L’Abbé Pierre a dit un jour : « la politique, ça consiste à savoir à qui on prend de l’argent et à qui on en donne ». Point à la ligne.
Dans un contexte extrêmement tendu de crise économique, le système du logement aboutit actuellement à ce que l’argent des pauvres aille dans la poche des riches. Compte tenu de la hausse exponentielle de la part des dépenses des ménages consacrée au logement, dont nous avons précédemment parlé. Il y a donc un effort de redistribution à faire qui a à voir avec l’intérêt général.

Là encore, vous faîtes « sortir Lénine de son tombeau » !

Il est simplement question « d’orienter les dynamiques de marché ». Et cela veut dire par exemple, encourager ceux qui investissent dans du logement neuf plutôt que dans de l’ancien. Ceux qui favorisent l’activité économique plutôt que la spéculation. Etc. Entre le « tout état » et le « tout privé », il y a aujourd’hui un modèle de société à réinventer. Sans aucun fatalisme parce que les possibilités sont énormes ! C’est un peu comme un retour du Colbertisme mais dans une forme beaucoup plus négociée ; pour arriver à ce que certains appellent «  une économie sociale de marché  ».

Finalement, et si l’on veut éviter d’aller dans le mur comme il semble que nous le fassions depuis 20 ans, il nous faut revenir à qui serait peut-être le mot-clef de cet entretien : « l’intérêt général » ?

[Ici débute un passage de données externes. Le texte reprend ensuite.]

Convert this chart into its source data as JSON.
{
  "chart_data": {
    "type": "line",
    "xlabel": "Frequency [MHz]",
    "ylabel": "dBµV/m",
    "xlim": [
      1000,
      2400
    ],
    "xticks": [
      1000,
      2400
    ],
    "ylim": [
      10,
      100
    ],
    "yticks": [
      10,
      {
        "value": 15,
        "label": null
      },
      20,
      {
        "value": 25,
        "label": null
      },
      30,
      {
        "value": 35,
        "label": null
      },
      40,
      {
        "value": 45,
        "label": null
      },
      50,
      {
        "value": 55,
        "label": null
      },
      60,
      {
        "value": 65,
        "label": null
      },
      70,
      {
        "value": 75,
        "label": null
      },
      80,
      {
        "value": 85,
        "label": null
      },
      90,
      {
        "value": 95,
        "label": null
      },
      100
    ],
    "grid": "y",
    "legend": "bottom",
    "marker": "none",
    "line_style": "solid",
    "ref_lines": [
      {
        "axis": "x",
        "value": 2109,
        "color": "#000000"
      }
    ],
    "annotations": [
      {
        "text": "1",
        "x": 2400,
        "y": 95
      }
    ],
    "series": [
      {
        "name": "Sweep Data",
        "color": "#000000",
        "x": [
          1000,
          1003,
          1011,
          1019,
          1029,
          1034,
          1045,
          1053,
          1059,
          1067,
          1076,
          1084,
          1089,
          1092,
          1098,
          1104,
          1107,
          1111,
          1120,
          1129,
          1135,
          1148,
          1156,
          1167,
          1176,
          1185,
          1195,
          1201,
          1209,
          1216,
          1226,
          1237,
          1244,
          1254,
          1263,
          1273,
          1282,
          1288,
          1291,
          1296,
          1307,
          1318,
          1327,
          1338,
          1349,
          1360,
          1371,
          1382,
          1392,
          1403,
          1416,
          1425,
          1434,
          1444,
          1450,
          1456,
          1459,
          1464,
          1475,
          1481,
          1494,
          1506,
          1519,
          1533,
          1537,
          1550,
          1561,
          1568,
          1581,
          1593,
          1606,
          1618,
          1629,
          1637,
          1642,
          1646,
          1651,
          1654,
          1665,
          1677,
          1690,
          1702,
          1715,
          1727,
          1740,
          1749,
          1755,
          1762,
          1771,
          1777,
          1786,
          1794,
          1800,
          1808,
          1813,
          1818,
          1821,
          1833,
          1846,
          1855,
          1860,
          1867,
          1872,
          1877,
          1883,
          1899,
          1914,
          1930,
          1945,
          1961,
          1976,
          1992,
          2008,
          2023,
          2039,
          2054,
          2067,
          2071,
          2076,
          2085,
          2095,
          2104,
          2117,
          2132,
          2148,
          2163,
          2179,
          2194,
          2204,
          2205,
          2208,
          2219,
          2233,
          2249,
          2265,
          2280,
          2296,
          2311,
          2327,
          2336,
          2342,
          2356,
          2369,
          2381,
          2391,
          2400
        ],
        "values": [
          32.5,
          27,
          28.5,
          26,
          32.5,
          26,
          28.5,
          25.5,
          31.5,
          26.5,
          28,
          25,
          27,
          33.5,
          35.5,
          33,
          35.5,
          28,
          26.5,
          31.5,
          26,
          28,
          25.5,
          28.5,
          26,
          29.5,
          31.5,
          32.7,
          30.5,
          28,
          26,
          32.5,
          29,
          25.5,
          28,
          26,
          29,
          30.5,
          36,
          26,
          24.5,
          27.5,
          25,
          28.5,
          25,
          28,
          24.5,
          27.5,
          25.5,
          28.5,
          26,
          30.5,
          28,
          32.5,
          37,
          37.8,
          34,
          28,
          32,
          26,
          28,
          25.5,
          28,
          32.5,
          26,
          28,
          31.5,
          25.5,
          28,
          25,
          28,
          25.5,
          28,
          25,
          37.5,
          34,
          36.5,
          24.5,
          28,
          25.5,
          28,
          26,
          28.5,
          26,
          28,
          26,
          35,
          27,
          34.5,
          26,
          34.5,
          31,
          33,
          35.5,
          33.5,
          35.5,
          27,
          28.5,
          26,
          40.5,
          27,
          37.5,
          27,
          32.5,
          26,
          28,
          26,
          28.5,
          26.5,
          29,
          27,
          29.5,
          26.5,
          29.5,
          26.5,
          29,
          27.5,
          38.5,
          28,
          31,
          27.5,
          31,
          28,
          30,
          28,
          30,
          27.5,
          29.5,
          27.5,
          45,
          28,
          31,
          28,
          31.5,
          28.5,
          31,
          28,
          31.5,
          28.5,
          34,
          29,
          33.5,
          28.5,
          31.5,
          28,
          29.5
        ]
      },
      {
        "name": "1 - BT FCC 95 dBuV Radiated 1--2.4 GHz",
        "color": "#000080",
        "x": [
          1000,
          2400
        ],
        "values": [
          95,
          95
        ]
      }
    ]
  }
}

Oui mais cela dépend de ce que l’on met dans ce terme… Le fait est que nos politiques publiques en matière de logement sont effectivement en retard d’une crise. Et ce n’est ni par manque de moyens ni par mauvaise volonté, seulement parce que nous n’avons pas su cibler les efforts et rééquilibrages à accomplir. L’intérêt général de la collectivité est aujourd’hui de réparer les désordres sociaux engendrés par le marché et de favoriser décemment l’exercice du droit au logement. Sachant que le droit au logement est justement fondamental parce qu’il conditionne l’exercice d’autres droits : à la vie familiale, à la scolarité, à la santé… Fondamental aussi parce qu’il conditionne au bout du compte la paix sociale. Nous avons ainsi besoin de clarifier nos politiques de protection d’un point de vue universel. Sans abandonner en route qui que ce soit, ni les jeunes ni les vieux ni les banlieues ni les zones périurbaines ni les classes populaires etc. Ces dernières qui connaissent aujourd’hui en France un incroyable désamour.

L’universalisme…

À défaut, c’est la guerre de tous contre tous… Un scénario que le monde a connu par le passé. Je crois foncièrement que le logement et l’école, sont les deux sujets chargés d’universalisme sur lesquels il est possible de « faire la paix » et de trouver un vrai consensus entre tous les acteurs. Afin de créer un minimum de cohésion et d’harmonie sociales. Considérant le climat politique actuel, on aurait bien tord de s’en priver.

Amen.

 

Laurent Zine

 


ps : il va sans dire que le départ de Marc Uhry pour Bruxelles est sûrement une bénédiction pour l’Europe mais une vraie tragédie pour cafés politiques ici-bas. Entre autres.